HADOF scales to problem sizes more than 12x beyond the native qubit capacity of current devices with 40x higher accuracy that currently used standard QAOA on NISQ devices. Empirically, HADOF demonstrates strong scalability properties. We demonstrated the optimisation of QUBO problems up to 500 binary variables using only 5 qubit circuits by decomposition, while maintaining above 95\% accuracy compared to classical Simulated Annealing (in traditional quantum methods such as QAOA, this would require 500 qubits in an ideal noise-free setting).

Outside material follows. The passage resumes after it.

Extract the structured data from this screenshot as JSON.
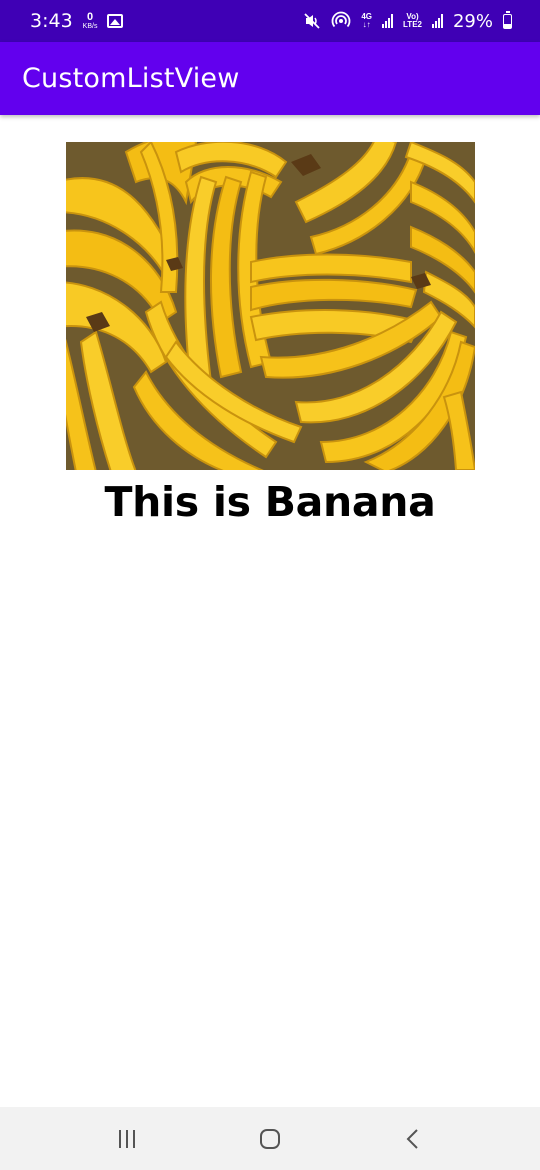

Parallelisation and Quantum Supercomputing

ttsquantum

To further improve scalability and runtime, HADOF was extended to a parallel execution model, forming a High Performance Quantum (HPQ) framework, where sub-Hamiltonians are generated independently and solved concurrently. Unlike the sequential variant, which updates marginal probabilities after each subproblem, the parallel version uses marginal estimates from the previous iteration, enabling asynchronous execution. This design transforms each iteration into a collection of independent sub-circuits, allowing efficient utilisation of classical multi-core systems and multiple quantum processing units (QPUs). Parallelisation reduces wall clock time by 3-5x without degrading the quality of the best solutions, as observed in the benchmarking experiments on IBM QPUs. Importantly, results indicate that HPQ preserves the optimisation landscape’s high quality regions while improving computational efficiency. These findings validate parallel decomposition as a viable strategy for scaling quantum optimisation.

Quantum Genome Assembly

Assembly-2-2

Building on the scalability of HADOF, the framework was applied to genome assembly, formulated as a Hamiltonian path problem on string graphs. This represents a significant step beyond prior work, which has been limited to small synthetic datasets. Preliminary simulated experiments demonstrate that HADOF can effectively solve assembly problems with increasing graph sizes. Accuracy is evaluated using mis-edge counts and post-processed path lengths, showing that HADOF produces high quality solutions. Further analysis showed that HADOF-QAOA with small circuits outperforms standard QAOA on real hardware, highlighting the advantage of decomposition under noise. Crucially, HADOF enables solving problems beyond hardware limits. The framework was applied to real sequencing data from Pseudomonas aeruginosa and integrated into standard assembly practice. The genome consists of 7.3 million base pairs, which is a significant step-up in size compared to current simulated datasets which show examples scaling up to 5 thousand base pairs. The corresponding overlap graph contains 524 nodes and 2313 edges, requiring 2313 noise-free qubits for accurate optimisation, far exceeding the capabilities of current quantum devices (around 150 qubits for gate based devices). By leveraging HADOF-based decomposition, the problem becomes tractable through federated optimisation.